France Assureurs ne distingue pas les différents modes de gestion, bien que les frais appliqués varient en fonction de ce dernier. En 2023, les frais appliqués aux UC en gestion flexible s’élèvent en moyenne à 2,13% et pour la gestion profilée, ils atteignent 1,85% en moyenne, selon le cabinet Facts & Figures, spécialisé en stratégie et en management sur le secteur de l’assurance.
Une tendance intacte
Dans la course à la collecte, les assureurs vie n’ont pas hésité ces dernières années à promouvoir la distribution d’unités de compte. Et ce, malgré le retournement des marchés post-crise sanitaire et de l’invasion de l’Ukraine par la Russie. Ainsi, le marché français de l’assurance vie en UC clôture l’année avec un niveau de cotisation de 57,9 milliards d’euros, soit un montant stable sur un an et deux fois supérieur à celui connu en 2016.

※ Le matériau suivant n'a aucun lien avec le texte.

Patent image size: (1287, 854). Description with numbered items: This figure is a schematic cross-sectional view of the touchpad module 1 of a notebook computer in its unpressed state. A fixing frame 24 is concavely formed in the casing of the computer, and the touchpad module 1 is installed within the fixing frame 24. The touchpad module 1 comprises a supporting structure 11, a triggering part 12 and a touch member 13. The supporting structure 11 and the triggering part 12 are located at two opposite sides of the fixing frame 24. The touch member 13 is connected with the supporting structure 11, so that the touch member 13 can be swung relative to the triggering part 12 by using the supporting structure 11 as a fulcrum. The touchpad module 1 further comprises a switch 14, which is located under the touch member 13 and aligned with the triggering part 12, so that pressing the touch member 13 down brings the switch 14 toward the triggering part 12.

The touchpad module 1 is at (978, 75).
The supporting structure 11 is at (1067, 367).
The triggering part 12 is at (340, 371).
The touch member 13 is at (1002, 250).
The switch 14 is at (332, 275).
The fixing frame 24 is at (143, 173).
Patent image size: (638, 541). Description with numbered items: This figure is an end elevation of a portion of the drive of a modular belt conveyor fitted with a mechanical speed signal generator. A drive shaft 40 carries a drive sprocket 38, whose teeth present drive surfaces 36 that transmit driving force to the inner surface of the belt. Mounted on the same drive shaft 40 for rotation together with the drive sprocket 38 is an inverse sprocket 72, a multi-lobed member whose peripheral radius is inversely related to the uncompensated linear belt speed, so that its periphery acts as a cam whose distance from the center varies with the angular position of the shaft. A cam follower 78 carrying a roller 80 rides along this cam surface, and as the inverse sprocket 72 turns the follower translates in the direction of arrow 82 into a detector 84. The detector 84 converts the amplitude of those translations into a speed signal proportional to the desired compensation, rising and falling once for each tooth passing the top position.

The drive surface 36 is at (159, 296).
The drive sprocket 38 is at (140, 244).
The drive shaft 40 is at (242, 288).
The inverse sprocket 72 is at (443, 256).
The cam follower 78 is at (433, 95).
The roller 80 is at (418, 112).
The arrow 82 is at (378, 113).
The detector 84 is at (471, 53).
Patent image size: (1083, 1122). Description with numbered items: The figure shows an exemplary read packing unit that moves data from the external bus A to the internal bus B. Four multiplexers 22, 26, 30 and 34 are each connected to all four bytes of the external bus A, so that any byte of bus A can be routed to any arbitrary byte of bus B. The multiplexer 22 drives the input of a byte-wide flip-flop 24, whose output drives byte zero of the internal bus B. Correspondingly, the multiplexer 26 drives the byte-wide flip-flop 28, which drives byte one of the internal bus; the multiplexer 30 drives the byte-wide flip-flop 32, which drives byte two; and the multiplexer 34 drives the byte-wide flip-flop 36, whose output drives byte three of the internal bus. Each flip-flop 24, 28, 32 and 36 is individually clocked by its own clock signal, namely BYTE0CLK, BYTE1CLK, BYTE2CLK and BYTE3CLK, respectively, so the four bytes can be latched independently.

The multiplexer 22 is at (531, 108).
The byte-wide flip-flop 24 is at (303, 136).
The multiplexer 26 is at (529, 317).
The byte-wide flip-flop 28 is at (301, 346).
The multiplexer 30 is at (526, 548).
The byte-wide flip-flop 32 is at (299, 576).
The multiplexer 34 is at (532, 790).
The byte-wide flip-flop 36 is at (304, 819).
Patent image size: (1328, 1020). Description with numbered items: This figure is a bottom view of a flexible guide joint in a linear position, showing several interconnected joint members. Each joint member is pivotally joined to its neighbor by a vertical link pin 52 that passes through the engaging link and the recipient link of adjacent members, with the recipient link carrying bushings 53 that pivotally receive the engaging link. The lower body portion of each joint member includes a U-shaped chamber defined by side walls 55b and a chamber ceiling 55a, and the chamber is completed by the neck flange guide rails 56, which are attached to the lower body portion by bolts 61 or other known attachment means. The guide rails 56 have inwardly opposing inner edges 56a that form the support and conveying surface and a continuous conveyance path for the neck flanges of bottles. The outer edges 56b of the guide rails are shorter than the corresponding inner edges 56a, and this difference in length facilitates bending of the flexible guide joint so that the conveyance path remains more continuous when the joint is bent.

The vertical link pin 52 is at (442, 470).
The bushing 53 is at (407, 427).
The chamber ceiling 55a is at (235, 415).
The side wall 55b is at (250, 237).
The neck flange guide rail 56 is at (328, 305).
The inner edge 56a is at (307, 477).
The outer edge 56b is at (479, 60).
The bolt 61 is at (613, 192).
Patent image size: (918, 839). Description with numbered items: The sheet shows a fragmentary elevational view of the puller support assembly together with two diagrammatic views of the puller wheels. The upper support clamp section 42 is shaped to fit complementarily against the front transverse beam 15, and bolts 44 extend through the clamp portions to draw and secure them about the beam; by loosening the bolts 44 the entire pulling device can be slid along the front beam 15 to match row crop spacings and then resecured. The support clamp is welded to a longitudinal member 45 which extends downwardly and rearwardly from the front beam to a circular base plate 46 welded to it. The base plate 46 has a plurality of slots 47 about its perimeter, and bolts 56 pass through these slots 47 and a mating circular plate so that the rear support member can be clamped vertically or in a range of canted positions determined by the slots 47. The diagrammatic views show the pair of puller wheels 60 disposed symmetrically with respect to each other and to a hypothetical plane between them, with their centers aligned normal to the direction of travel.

Mais la tendance ne devrait pas changer selon Cyrille Chartier-Kastler, président de Facts & Figures : «La collecte sur les UC ne va pas ralentir. Le rendement du fonds en euros est nettement inférieur à l’inflation. L’épargnant va continuer à aller sur les UC afin de capter de la performance pour combattre l’inflation».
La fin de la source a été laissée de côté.